Le groupe pharmaceutique ajoute qu'une fusion avec le numéro un mondial des médicaments génériques devrait probablement entraîner une hausse des prix particulièrement néfaste pour les consommateurs et des suppressions d'emplois du fait de synergies dans la chaîne de production et de fournisseurs.

En conséquence, "après un examen attentif, le conseil a conclu qu'il est peu probable que Teva satisfasse les conditions (minimum) pour convaincre Mylan à engager les discussions pour se vendre à lui".

Il n'est pas certain que ce refus décourage Teva dont le médicament phare, le Copaxone contre la sclérose en plaques, sera confronté prochainement sur le marché à des versions génériques. Le Copaxone représente un cinquième des 20 milliards de dollars des revenus de Teva en 2014 et la moitié de ses 3 milliards de bénéfices.
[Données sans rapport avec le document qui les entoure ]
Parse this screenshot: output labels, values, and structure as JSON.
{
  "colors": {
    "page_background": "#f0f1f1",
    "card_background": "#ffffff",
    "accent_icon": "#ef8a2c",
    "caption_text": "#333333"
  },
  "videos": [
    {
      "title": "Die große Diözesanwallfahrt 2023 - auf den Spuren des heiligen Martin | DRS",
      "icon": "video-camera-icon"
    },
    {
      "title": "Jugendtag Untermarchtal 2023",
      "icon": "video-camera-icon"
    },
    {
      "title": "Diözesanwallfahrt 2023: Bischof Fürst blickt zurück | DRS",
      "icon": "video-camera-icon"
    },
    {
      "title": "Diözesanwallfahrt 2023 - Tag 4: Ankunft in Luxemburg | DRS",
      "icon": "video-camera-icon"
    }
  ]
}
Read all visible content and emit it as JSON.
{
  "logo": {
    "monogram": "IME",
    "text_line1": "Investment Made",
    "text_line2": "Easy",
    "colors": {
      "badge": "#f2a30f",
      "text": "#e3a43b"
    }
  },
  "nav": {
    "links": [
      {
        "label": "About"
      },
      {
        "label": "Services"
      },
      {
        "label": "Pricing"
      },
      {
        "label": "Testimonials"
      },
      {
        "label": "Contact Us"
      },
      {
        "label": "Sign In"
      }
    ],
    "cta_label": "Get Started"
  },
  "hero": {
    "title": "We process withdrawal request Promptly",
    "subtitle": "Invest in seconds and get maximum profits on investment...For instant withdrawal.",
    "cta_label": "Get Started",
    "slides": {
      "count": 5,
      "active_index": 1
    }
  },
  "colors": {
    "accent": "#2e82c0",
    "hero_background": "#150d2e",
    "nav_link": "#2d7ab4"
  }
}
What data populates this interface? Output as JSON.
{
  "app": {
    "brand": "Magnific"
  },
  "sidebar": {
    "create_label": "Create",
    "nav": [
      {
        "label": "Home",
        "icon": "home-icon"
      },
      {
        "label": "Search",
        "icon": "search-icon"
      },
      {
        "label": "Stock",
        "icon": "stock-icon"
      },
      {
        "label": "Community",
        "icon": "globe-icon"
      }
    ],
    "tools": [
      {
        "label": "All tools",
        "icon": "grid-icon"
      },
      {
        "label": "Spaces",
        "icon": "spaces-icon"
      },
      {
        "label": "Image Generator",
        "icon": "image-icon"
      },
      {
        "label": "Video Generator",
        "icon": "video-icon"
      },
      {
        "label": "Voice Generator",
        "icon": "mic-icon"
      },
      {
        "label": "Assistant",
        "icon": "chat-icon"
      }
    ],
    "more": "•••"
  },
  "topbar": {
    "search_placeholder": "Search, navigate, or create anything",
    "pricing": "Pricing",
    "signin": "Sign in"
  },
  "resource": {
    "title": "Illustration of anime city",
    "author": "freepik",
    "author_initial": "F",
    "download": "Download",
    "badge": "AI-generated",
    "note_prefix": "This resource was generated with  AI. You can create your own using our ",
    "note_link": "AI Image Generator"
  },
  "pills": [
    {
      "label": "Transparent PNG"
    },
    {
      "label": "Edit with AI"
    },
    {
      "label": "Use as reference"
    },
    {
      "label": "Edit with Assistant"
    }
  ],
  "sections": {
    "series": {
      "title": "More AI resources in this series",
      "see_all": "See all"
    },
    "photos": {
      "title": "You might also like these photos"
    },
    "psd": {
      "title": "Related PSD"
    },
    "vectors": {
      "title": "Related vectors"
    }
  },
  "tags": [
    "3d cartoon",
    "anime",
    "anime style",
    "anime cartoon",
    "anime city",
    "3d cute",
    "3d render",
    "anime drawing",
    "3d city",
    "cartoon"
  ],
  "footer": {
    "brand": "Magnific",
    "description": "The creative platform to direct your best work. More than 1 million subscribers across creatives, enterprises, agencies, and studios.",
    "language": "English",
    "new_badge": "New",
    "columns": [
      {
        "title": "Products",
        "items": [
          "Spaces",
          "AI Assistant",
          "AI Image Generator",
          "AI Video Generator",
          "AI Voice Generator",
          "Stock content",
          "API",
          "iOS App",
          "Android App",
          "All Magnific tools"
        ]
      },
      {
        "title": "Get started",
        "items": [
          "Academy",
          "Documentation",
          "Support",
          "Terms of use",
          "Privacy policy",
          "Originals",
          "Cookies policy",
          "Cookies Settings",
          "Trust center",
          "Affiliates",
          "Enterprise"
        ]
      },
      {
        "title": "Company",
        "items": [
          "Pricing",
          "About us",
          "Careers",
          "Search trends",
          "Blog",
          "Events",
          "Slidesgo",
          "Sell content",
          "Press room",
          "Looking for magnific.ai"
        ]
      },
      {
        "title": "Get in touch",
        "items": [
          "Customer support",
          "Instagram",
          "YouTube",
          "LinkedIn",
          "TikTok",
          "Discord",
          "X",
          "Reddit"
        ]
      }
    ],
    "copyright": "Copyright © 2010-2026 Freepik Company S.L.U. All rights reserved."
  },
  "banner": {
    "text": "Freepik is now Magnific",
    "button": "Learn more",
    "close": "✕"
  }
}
Mylan fait d'ailleurs partie des groupes pharmaceutiques qui développent des copies du Copaxone. Les versions des groupes Sandoz (Novartis AG) et Momenta Pharmaceuticals viennent d'obtenir en outre le feu vert des autorités sanitaires américaines.

Lundi, Mylan, qui a son siège aux Pays-Bas, sa direction au Royaume-Uni et une cotation à New York, a par ailleurs réaffirmé qu'il souhaitait toujours acheter Perrigo, un autre concurrent. Pourtant Perrigo n'a eu de cesse de repousser ses avances.